While it was known since September of last year that IMSA and Grand-Am would be merging, effectively bringing the American Le Mans Series and Grand American Rolex Series together, this year has seen the series’ identity and brand take shape, as well as the technical regulations tested and certified.

January 8 saw the first draft of the class structure released, then on March 14, the series debuted with its title and logo.

Then, in November it made its first series tests at Sebring and Daytona that saw all the cars, from Daytona Prototypes to the GT Daytona class running together on track.

But something wasn’t right.

#5 Action Express Racing Corvette DP: Joao Barbosa, Christian Fittipaldi
#5 Action Express Racing Corvette DP: Joao Barbosa, Christian Fittipaldi

Photo by: Trevor Horn

During the first day of Daytona testing, two Daytona Prototypes became airborne after tire failures. IMSA shut down practice for those cars and work began on finding out the causes and fixing them before the January opening race at that same track.

Luckily, no one was injured in these high-speed, high-altitude accidents.

The series is still working on all the final competition rules for the series. This fact alone has much of the teams upset, but with the recent events at Daytona, it is important for them to get it right.

There will be a season opening TUDOR United SportsCar Championship race at the 24 Hours of Daytona.
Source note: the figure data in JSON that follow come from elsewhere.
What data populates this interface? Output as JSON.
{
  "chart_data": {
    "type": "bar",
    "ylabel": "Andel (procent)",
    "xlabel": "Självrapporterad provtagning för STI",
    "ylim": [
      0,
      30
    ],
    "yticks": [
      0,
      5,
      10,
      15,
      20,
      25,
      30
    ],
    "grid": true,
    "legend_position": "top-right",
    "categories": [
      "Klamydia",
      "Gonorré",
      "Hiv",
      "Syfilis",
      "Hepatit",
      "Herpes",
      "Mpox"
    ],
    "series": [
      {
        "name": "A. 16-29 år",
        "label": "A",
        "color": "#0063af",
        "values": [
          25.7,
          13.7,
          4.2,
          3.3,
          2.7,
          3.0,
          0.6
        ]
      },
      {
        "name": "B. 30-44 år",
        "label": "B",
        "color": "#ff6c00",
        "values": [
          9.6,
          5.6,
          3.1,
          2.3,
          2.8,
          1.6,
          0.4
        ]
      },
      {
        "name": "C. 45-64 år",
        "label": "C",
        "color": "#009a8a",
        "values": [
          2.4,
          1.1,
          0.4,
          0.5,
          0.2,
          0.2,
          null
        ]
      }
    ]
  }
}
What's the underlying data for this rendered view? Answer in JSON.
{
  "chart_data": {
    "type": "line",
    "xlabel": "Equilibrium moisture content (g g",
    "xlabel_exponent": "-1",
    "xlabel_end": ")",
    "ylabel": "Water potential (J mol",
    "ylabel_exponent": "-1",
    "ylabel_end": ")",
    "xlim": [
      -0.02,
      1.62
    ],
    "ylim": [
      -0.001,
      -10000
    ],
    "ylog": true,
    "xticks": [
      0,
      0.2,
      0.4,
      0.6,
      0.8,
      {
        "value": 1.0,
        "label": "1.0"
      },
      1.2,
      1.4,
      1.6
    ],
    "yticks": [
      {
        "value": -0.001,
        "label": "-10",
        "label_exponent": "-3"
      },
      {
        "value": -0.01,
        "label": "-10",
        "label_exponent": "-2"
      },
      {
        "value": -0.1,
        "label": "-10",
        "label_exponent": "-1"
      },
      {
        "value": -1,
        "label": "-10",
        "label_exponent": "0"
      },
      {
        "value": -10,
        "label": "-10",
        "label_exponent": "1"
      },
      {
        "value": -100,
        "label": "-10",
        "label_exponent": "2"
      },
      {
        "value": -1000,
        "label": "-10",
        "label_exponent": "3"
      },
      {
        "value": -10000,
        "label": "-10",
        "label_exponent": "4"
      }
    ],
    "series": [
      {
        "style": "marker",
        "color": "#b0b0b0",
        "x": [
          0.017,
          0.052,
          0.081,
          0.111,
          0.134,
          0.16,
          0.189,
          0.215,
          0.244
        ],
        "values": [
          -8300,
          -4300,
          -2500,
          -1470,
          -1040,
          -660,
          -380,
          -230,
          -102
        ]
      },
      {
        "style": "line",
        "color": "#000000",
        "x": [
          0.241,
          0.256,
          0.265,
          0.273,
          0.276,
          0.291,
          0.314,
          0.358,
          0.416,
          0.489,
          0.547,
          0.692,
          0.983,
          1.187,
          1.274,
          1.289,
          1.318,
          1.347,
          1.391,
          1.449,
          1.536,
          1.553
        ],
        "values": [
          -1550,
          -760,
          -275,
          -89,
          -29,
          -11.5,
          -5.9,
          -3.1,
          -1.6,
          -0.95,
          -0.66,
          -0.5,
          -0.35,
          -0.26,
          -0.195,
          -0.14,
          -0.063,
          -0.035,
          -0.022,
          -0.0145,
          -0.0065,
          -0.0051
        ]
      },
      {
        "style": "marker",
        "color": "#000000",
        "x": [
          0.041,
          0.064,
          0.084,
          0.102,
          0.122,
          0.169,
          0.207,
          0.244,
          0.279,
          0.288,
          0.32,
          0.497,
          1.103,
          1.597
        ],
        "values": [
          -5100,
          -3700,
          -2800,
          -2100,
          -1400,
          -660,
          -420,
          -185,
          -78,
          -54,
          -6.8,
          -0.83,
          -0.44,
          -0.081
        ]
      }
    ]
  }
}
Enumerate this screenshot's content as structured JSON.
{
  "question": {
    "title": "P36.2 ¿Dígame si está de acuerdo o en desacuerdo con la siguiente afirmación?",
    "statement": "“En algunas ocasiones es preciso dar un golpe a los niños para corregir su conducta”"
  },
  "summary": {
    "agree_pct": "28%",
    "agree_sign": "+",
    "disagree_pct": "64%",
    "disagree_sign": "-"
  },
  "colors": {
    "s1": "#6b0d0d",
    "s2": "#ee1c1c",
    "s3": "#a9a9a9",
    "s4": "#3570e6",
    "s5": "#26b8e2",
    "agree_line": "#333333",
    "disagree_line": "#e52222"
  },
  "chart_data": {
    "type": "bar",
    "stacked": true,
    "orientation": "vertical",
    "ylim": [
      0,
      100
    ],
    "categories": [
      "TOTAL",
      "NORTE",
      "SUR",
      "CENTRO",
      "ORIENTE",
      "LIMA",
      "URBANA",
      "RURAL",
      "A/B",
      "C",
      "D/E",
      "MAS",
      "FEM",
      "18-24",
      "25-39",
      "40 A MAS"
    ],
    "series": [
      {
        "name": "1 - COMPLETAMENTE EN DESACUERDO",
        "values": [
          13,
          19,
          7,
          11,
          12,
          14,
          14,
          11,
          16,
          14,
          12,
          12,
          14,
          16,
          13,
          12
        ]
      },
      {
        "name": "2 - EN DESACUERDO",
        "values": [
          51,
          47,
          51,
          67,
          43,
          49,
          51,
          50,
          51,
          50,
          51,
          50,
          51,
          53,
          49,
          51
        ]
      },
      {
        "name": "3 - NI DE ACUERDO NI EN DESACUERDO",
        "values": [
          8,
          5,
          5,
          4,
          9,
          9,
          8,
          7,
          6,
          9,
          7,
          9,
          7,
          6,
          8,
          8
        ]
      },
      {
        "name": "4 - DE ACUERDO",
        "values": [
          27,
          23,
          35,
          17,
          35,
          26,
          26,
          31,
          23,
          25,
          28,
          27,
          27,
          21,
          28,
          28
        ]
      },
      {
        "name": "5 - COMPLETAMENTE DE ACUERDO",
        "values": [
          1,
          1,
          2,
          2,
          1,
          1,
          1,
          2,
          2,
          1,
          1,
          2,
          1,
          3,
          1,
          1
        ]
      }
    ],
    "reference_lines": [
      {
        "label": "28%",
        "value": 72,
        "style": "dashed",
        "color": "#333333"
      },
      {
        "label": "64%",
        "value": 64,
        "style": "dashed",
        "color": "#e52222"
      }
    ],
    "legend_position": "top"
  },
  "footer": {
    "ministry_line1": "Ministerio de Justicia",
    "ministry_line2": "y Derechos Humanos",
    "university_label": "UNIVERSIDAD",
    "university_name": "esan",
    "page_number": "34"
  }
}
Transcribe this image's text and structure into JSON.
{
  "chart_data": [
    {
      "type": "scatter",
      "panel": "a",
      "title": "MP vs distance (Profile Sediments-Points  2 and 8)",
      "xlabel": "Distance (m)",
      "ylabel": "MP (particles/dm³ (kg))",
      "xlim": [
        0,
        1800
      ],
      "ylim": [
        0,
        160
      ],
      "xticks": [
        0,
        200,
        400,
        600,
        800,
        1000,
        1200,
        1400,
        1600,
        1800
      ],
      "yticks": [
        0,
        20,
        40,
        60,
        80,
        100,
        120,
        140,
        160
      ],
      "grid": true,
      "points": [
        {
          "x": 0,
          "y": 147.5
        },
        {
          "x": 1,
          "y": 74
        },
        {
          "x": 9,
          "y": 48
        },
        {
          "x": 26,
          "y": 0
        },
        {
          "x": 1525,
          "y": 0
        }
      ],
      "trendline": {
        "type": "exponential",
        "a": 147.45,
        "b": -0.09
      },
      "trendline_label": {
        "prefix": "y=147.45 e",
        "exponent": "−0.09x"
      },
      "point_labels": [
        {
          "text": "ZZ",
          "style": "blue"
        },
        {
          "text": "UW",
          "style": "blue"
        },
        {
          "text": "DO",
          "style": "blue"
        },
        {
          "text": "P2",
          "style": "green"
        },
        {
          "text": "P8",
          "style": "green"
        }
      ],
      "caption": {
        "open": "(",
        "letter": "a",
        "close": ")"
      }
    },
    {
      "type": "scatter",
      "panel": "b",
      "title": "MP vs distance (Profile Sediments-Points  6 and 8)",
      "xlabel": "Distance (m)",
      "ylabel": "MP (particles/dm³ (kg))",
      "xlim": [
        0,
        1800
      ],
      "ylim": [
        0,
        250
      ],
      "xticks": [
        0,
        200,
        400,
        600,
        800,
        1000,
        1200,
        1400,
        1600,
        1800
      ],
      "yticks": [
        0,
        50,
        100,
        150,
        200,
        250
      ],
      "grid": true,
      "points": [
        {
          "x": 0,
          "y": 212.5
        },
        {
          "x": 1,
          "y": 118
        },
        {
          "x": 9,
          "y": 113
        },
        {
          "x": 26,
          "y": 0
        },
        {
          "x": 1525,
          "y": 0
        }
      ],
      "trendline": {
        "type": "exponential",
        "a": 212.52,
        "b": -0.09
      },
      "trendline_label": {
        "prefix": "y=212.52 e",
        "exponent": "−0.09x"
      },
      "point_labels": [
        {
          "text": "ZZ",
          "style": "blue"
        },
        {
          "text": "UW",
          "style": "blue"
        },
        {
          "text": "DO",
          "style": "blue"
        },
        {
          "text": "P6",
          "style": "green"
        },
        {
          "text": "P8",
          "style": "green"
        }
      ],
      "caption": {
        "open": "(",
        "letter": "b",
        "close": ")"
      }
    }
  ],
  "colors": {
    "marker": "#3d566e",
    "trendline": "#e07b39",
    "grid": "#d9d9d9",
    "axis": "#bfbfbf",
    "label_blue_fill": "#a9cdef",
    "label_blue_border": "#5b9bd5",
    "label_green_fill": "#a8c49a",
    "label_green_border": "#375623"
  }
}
How much preparation these teams will really have is still up in the air.

“The target for the last couple of weeks has been working on the DP cars and getting the Daytona setup for those guys,” Scott Elkins, IMSA Technical Chief said.

“We’re going to have more examples of P2 cars at the Roar. That will help us gather more data. We’ll take that and we’ll make some final decisions on the P2/DP balance after the Roar, probably.”